Node Red is a really good, open source, flow-based data manipulation tool. It excels at connection to API’s, pulling data, manipulating it, and sending it to an output. It has dashboarding abilities, much like the one I use for monitoring the speed of my home internet connection but, frankly, it’s dashboards are rather simplistic.
Grafana, on the other hand, is a superb, open source, dashboarding utilities. Just like Node Red is used to connect to API’s, Grafana is used to connect to data sources and present the data in really smart ways. The right tool for the right job, so to speak.
Node Red and Grafana work really well together; Node Red to collect data, and Grafana to present it in a dashboard. In this example I’ll use Node Red to connect to the coingecko.com API to pull the most recent USD price for a number of coins, store the results in a local database, and then use Grafana to view the data in a nice looking dashboard.
Table 1: Coin Names
The “coin_api” field is the name of the coin that CoinGecko needs in it’s API query.
Table 2: Coin Values
Note that between the two tables the only shared field is the “coin_id” field. If I want to see the value of a coin by name I will need to perform an SQL join. This is preferable so as to not duplicate data. For a database this size there isn’t much of an issue, but if my database had dozens of tables with millions of rows, duplicate data causes data size bloat.
If you’re interested, here are the coins I’m pulling data for:
MariaDB [coins]> SELECT * FROM coin_names; +---------+-----------------------+-----------------------+ | coin_id | coin_name | coin_api | +---------+-----------------------+-----------------------+ | 1 | Doge Coin | dogecoin | | 2 | Hive | hive | | 4 | Steem | steem | | 5 | Basic Attention Token | basic-attention-token | | 6 | Bitcoin Cash | bitcoin-cash | | 7 | Blurt | blurt | | 8 | Presearch | presearch | | 9 | Appics | appics | +---------+-----------------------+-----------------------+
Node Red Flow
Without getting into too much detail on the inner workings of this flow, I’ve named each ‘block’ in the path with a label that should explain what it does.
- Get Coin SQL: Builds the SQL to retrieve the list of coins I am interested in from my local mysql database.
- Coins DB: This block takes the qperforms the actual query against the local mysql database and returns the results.
- Loop Each Coin: I don’t want to create a new set of flows for each coin, so instead I’m looping through each one. Essentially, “Do the first, then the second, then the third, etc.”
- Get Single Coin: Takes the coin output from the previous step to pass it to the next block.
- “http request”: This performs the http query against the coingecko api.
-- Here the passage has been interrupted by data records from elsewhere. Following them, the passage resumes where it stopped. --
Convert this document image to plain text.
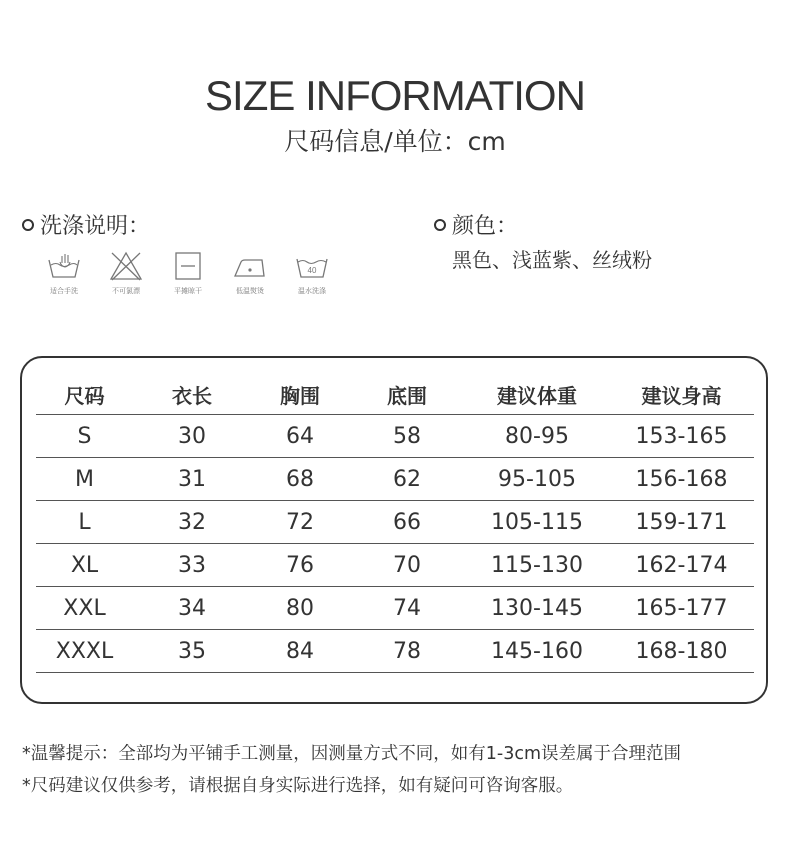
SIZE INFORMATION
尺码信息/单位：cm
洗涤说明：
适合手洗	不可氯漂	平摊晾干	低温熨烫
40
温水洗涤
颜色：
黑色、浅蓝紫、丝绒粉
尺码	衣长	胸围	底围	建议体重	建议身高
S	30	64	58	80-95	153-165
M	31	68	62	95-105	156-168
L	32	72	66	105-115	159-171
XL	33	76	70	115-130	162-174
XXL	34	80	74	130-145	165-177
XXXL	35	84	78	145-160	168-180
*温馨提示：全部均为平铺手工测量，因测量方式不同，如有1-3cm误差属于合理范围
*尺码建议仅供参考，请根据自身实际进行选择，如有疑问可咨询客服。
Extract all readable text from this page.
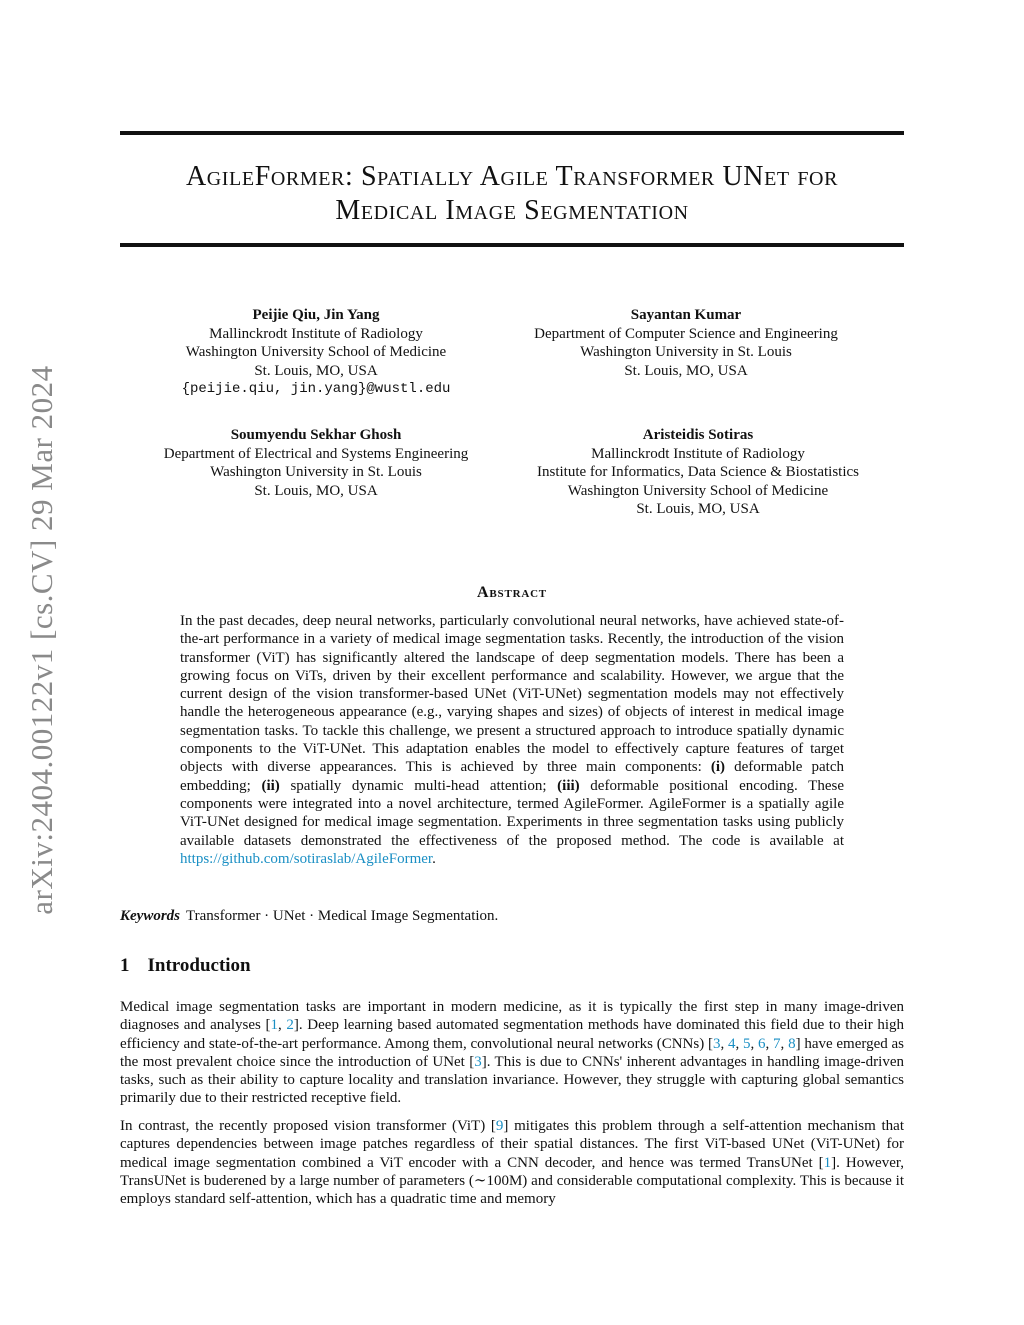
arXiv:2404.00122v1 [cs.CV] 29 Mar 2024
AgileFormer: Spatially Agile Transformer UNet for
Medical Image Segmentation
Peijie Qiu, Jin Yang
Mallinckrodt Institute of Radiology
Washington University School of Medicine
St. Louis, MO, USA
{peijie.qiu, jin.yang}@wustl.edu
Sayantan Kumar
Department of Computer Science and Engineering
Washington University in St. Louis
St. Louis, MO, USA
Soumyendu Sekhar Ghosh
Department of Electrical and Systems Engineering
Washington University in St. Louis
St. Louis, MO, USA
Aristeidis Sotiras
Mallinckrodt Institute of Radiology
Institute for Informatics, Data Science & Biostatistics
Washington University School of Medicine
St. Louis, MO, USA
Abstract
In the past decades, deep neural networks, particularly convolutional neural networks, have achieved state-of-the-art performance in a variety of medical image segmentation tasks. Recently, the introduction of the vision transformer (ViT) has significantly altered the landscape of deep segmentation models. There has been a growing focus on ViTs, driven by their excellent performance and scalability. However, we argue that the current design of the vision transformer-based UNet (ViT-UNet) segmentation models may not effectively handle the heterogeneous appearance (e.g., varying shapes and sizes) of objects of interest in medical image segmentation tasks. To tackle this challenge, we present a structured approach to introduce spatially dynamic components to the ViT-UNet. This adaptation enables the model to effectively capture features of target objects with diverse appearances. This is achieved by three main components: (i) deformable patch embedding; (ii) spatially dynamic multi-head attention; (iii) deformable positional encoding. These components were integrated into a novel architecture, termed AgileFormer. AgileFormer is a spatially agile ViT-UNet designed for medical image segmentation. Experiments in three segmentation tasks using publicly available datasets demonstrated the effectiveness of the proposed method. The code is available at https://github.com/sotiraslab/AgileFormer.
Keywords Transformer · UNet · Medical Image Segmentation.
1 Introduction
Medical image segmentation tasks are important in modern medicine, as it is typically the first step in many image-driven diagnoses and analyses [1, 2]. Deep learning based automated segmentation methods have dominated this field due to their high efficiency and state-of-the-art performance. Among them, convolutional neural networks (CNNs) [3, 4, 5, 6, 7, 8] have emerged as the most prevalent choice since the introduction of UNet [3]. This is due to CNNs' inherent advantages in handling image-driven tasks, such as their ability to capture locality and translation invariance. However, they struggle with capturing global semantics primarily due to their restricted receptive field.
In contrast, the recently proposed vision transformer (ViT) [9] mitigates this problem through a self-attention mechanism that captures dependencies between image patches regardless of their spatial distances. The first ViT-based UNet (ViT-UNet) for medical image segmentation combined a ViT encoder with a CNN decoder, and hence was termed TransUNet [1]. However, TransUNet is buderened by a large number of parameters (∼100M) and considerable computational complexity. This is because it employs standard self-attention, which has a quadratic time and memory
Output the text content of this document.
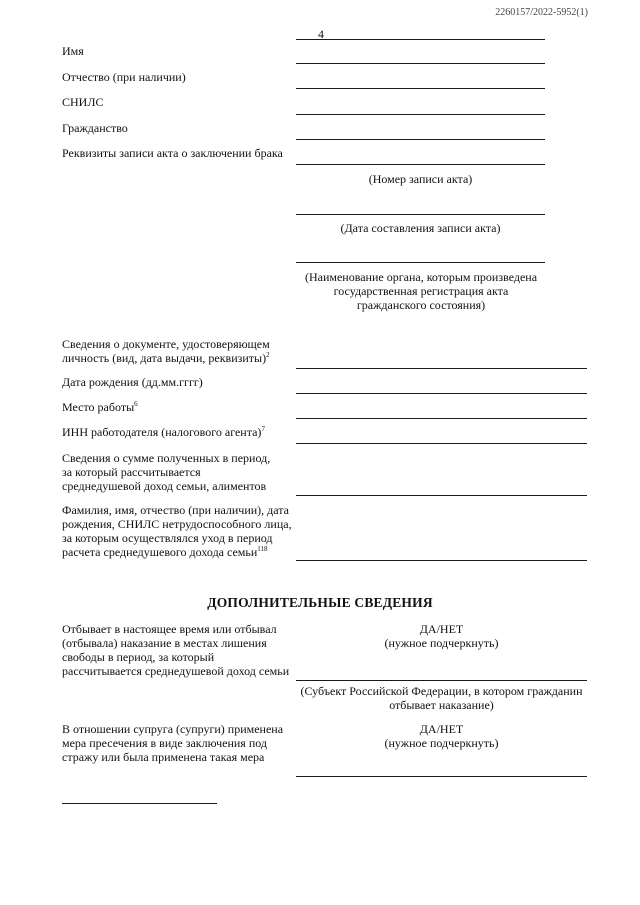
2260157/2022-5952(1)
4
Имя
Отчество (при наличии)
СНИЛС
Гражданство
Реквизиты записи акта о заключении брака
(Номер записи акта)
(Дата составления записи акта)
(Наименование органа, которым произведена государственная регистрация акта гражданского состояния)
Сведения о документе, удостоверяющем личность (вид, дата выдачи, реквизиты)$^2$
Дата рождения (дд.мм.гггг)
Место работы$^6$
ИНН работодателя (налогового агента)$^7$
Сведения о сумме полученных в период, за который рассчитывается среднедушевой доход семьи, алиментов
Фамилия, имя, отчество (при наличии), дата рождения, СНИЛС нетрудоспособного лица, за которым осуществлялся уход в период расчета среднедушевого дохода семьи$^{118}$
ДОПОЛНИТЕЛЬНЫЕ СВЕДЕНИЯ
Отбывает в настоящее время или отбывал (отбывала) наказание в местах лишения свободы в период, за который рассчитывается среднедушевой доход семьи
ДА/НЕТ
(нужное подчеркнуть)
(Субъект Российской Федерации, в котором гражданин отбывает наказание)
В отношении супруга (супруги) применена мера пресечения в виде заключения под стражу или была применена такая мера
ДА/НЕТ
(нужное подчеркнуть)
If you’re interested, the query looks like this:
- SQL Topic: This formats the SQL INSERT statement that will insert the data into the coin_values table.
- Insert Data: Performs the actual SQL insert.
- msg.payload: simple debug to ensure all is well.
I have Grafana running on the same server. It’s a desktop, really. An old one. About 12 years old. Maybe more. With 8GB RAM and a 1TB spindle drive. It’s sitting under my desk. It’s pretty big and, honestly, my phone probably has more power. My phone isn’t running linux, though (but now I wonder if it will. Hmm.)
Grafana works by connecting to datasources and building queries to populate dashboards. In my case, the database is the mysql server; in particular, it is the coins database on the mysql server.
The dashboard itself is named, simply, Coin Values. I don’t need to be imaginative for this, otherwise I would have named it The Master Dashboard of All Thee Coin Values Populated In Thou Most Wonderful MariaDB RDBMA and Presented Within.
The dashboard itself looks like this:
There are a few really interesting aspects of this dashboard, even though there are only two items on it:
First, it has a pulldown to interactively choose the coin:
This is done by using a “variable” that is populated with an SQL query, dedicated on this dashboard. The variable is, simply,
SELECT coin_name FROM coin_names and is named “CoinName“.
The next interesting point is the auto-timeframe feature in the top right corner. Without even needing to do anything Grafana automatically provides a method of choosing the timespan of the dashboard:
It can do this by virtue of the fact that it knows this dashboard is a time series dashboard, or one that has an x-axis of a timeframe.
Building the charts themselves requires some underlying knowledge of the datasource and how it is put together. In this case it is just another SQL query:
SELECT t1.timestamp AS "time", t1.value AS "Price USD" FROM coin_values t1,coin_names t2 WHERE t1.coin_id = t2.coin_id AND t2.coin_id = (SELECT coin_id FROM coin_names WHERE coin_name = '$CoinName') ORDER BY t1.timestamp
Remember I had mentioned that the dashboard had a variabled named “CoinName?” You’ll see it passed in the SQL query to pull the data as ‘$CoinName’.
Node Red and Grafana work really, really well together. This is a simple example of providing some dashboard for time-series data. Depending on the use-case, however, the solution can be as simple or complex as required. Multiple Grafana variables can be used, as well as multiple chart types on the dashboard. Out of the box there are about a dozen different visualisations available, and there are even more available via plugins.